The consensus view is for prices to remain near current levels, but the market is “more fragile than it looks,” Ben Luckock, the co-head of oil trading said in an interview at APPEC in Singapore. Brent crude is nearing $90 a barrel after OPEC+ heavyweights reduced supply — curbs that could continue further.
“One reason is underinvestment in new oil production,” he said on Monday. “Combined with higher interest rates, which make it more expensive to hold oil in storage, it means there isn’t much slack or flex in the system.

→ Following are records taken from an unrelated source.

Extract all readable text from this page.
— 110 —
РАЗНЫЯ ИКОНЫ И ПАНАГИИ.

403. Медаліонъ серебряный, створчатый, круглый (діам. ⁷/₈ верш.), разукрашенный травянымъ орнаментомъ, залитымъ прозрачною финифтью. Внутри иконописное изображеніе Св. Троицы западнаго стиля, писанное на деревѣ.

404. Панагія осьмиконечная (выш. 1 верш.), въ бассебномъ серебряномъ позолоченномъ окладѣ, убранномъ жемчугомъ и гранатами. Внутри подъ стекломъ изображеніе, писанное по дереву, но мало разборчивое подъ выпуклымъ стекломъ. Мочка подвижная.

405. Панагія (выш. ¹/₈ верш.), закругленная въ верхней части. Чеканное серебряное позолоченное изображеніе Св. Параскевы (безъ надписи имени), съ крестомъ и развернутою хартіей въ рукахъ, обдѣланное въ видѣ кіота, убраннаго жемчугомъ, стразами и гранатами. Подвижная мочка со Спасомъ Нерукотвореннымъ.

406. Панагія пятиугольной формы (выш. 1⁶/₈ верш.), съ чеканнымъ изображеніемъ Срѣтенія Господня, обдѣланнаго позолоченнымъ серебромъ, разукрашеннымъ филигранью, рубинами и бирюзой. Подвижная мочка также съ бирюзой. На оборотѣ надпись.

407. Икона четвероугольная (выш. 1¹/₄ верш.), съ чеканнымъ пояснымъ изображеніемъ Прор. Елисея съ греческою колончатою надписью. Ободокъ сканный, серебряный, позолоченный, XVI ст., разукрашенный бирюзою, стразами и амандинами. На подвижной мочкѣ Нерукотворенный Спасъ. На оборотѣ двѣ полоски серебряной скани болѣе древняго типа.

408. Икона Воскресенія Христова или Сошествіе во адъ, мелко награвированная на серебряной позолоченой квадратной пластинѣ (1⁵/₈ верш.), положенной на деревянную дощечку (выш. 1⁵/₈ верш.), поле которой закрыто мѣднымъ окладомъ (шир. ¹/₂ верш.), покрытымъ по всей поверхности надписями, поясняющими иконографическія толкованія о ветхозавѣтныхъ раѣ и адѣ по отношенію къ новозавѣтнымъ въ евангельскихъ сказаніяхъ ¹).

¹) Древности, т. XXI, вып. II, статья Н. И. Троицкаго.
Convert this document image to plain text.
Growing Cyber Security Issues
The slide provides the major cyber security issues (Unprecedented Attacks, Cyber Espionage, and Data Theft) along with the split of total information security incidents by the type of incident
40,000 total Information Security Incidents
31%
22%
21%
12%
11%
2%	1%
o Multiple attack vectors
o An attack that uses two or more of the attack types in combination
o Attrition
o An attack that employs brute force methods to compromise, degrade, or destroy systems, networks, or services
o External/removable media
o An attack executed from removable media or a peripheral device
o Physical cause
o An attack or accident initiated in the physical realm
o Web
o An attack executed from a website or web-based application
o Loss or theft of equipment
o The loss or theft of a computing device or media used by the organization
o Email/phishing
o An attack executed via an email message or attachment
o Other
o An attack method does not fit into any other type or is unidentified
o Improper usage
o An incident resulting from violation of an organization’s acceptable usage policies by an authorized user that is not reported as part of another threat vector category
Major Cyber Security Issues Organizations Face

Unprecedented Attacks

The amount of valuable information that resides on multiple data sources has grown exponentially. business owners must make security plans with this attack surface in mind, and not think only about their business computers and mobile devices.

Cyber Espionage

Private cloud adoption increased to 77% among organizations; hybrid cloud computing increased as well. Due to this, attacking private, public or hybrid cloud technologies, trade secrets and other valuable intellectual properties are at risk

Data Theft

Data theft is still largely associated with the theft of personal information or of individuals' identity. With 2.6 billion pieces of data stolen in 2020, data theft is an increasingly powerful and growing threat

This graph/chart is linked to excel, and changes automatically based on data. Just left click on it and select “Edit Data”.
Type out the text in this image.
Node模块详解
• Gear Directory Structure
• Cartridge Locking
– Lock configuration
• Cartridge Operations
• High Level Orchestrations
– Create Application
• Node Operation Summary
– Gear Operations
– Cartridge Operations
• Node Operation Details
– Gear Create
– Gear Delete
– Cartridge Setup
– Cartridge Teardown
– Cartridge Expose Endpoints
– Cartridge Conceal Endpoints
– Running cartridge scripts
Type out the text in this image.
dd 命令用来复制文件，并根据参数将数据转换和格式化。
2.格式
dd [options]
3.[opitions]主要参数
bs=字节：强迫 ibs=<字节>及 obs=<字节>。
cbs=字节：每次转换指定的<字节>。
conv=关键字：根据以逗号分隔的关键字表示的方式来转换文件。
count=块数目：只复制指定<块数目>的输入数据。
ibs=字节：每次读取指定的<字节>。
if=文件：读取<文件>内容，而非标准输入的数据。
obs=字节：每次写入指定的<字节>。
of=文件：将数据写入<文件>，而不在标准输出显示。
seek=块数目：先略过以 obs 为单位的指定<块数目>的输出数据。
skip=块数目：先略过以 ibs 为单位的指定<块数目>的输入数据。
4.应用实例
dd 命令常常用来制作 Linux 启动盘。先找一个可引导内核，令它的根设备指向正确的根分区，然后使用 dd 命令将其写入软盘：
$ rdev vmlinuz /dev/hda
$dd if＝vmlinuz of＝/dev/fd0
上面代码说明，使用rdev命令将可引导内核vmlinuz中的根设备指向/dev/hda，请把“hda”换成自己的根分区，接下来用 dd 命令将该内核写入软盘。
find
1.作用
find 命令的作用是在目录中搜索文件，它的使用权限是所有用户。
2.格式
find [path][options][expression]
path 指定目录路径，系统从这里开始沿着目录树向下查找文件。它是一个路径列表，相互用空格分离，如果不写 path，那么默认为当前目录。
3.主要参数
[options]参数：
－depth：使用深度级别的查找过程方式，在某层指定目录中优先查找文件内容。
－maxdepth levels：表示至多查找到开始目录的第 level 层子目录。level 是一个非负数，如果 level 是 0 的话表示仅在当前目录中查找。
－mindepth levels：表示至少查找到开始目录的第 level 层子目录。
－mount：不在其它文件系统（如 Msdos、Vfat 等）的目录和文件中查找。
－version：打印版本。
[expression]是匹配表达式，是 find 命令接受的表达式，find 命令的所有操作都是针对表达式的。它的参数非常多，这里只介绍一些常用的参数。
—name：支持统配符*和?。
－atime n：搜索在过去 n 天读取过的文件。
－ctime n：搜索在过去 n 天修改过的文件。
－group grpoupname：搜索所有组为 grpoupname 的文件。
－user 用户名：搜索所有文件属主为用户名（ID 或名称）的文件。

Put all together, and you have a market that’s susceptible to price spikes.” Oil options traders are showing confidence in the recent sustained surge in prices, bolstering wagers that crude will rally toward $100, even as questions remain over China’s outlook. However, Luckock and other attendees at the conference said it wasn’t all bad when it came to nation’s economy.Cuts by OPEC+ have been successful, Vitol Group Chief Executive Officer Russell Hardy said earlier in the day.
“OPEC+ will be guided by price,” said Luckock. “I think they will be tapering by the end of the year.”Wild weather across the world, particularly hotter temperatures, have had a material impact on refineries and the operational reliability of plants, said Luckock. He cited examples in Italy and the US this summer, and how local outages had a ripple effect on the supply and price of products globally.
“The extreme weather conditions we have seen this year really are a big deal,” he said. “The heat has created huge problems for refineries in Europe and America with more outages and problems that are harder to fix.”